Two other promises I've heard in connection with Taylor's campaign is a promise to a) eliminate the property tax on personal vehicles and b) to eliminate parole. That move is straight from the playbook of George Allen in 1993 and James Gilmore in 1997 when they won the Virginia governor's mansion. George Allen promised to eliminate parole and ended a 12 year Democratic reign in Richmond as a result. Parole was ended for anyone convicted after June 1994 in Virginia. The sentence you got is the sentence you would serve, by damn! It worked quite well, except for the fact that the prisons quickly became overcrowded. The solution to that was to cut higher education to fund building more prisons. George Allen chose prisons over schools, and Mark Taylor is setting himself up to make the same kind of choice.

In 1997, Gilmore promised to eliminate the property tax on vehicles. The problem is that this tax was not levied by the state; it was levied by the counties and cities. In Virginia, all sovreignity resides with the General Assembly, and counties/cities can only do what the General Assembly gives express permission for them to do. However, take away the tax on vehicles, and you decimate the local governments. Their budgets would virtually disappear overnight, and things like sewers, fire, police, and local roads would have no funding whatsoever. The way around this was to have the state reimburse the localities for the tax, and freeze the millage rate at where it stood in 1998. The problem is that SUVs and other expensive cars became hugely popular around this time, so the cost estimates for this program (much like the Bush estimates for the Medicare prescription drug program) were wildly under-stated. The program had to be frozen because it was bankrupting the state, and when the recession of Bush's first term caused a fiscal crisis in Virginia, Democrat Mark Warner was forced to freeze the program at 80% of the tax being covered by state funds. Mark Taylor should know that this program, while popular, will be extremely expensive, and money has to come from somewhere. How will he pay for it? This is a program for which Sonny has said "me too" so it looks like we'll be facing some kind of car tax relief in 2007. Again, the choice to cut the tax will have consequences, so the question is what will Georgians sacrifice to avoid that nasty birthday tax on our cars?

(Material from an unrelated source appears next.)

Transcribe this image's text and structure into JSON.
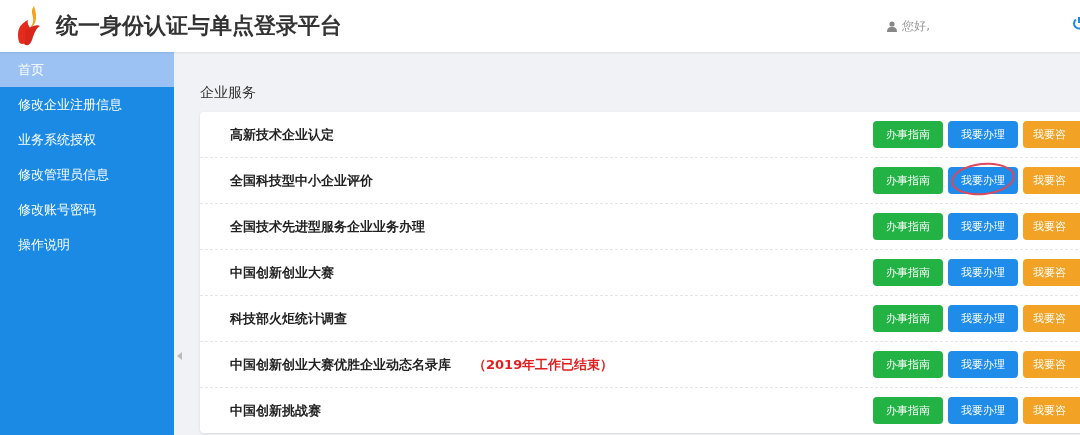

My point in all this is that choices have consequences. Bush has tried to sell the American people on the notion that you can have something for nothing, but that's irresponsible. It's the best way to bankrupt our society and government. Luckily, states can't run deficits, although rainy day funds do allow some extra spending in hard times, which is appropriate. We can't have everything we'd like, so we have to make choices. The hard decision comes when we have to decide whether to invest in our children or in housing our criminals. In pulling Georgia out of the education cellar or in getting a tax break on our cars. Virginia made these choices in the 1990s, and paid a price for it. Georgia would be wise to look at Virginia's experience before going down the same road.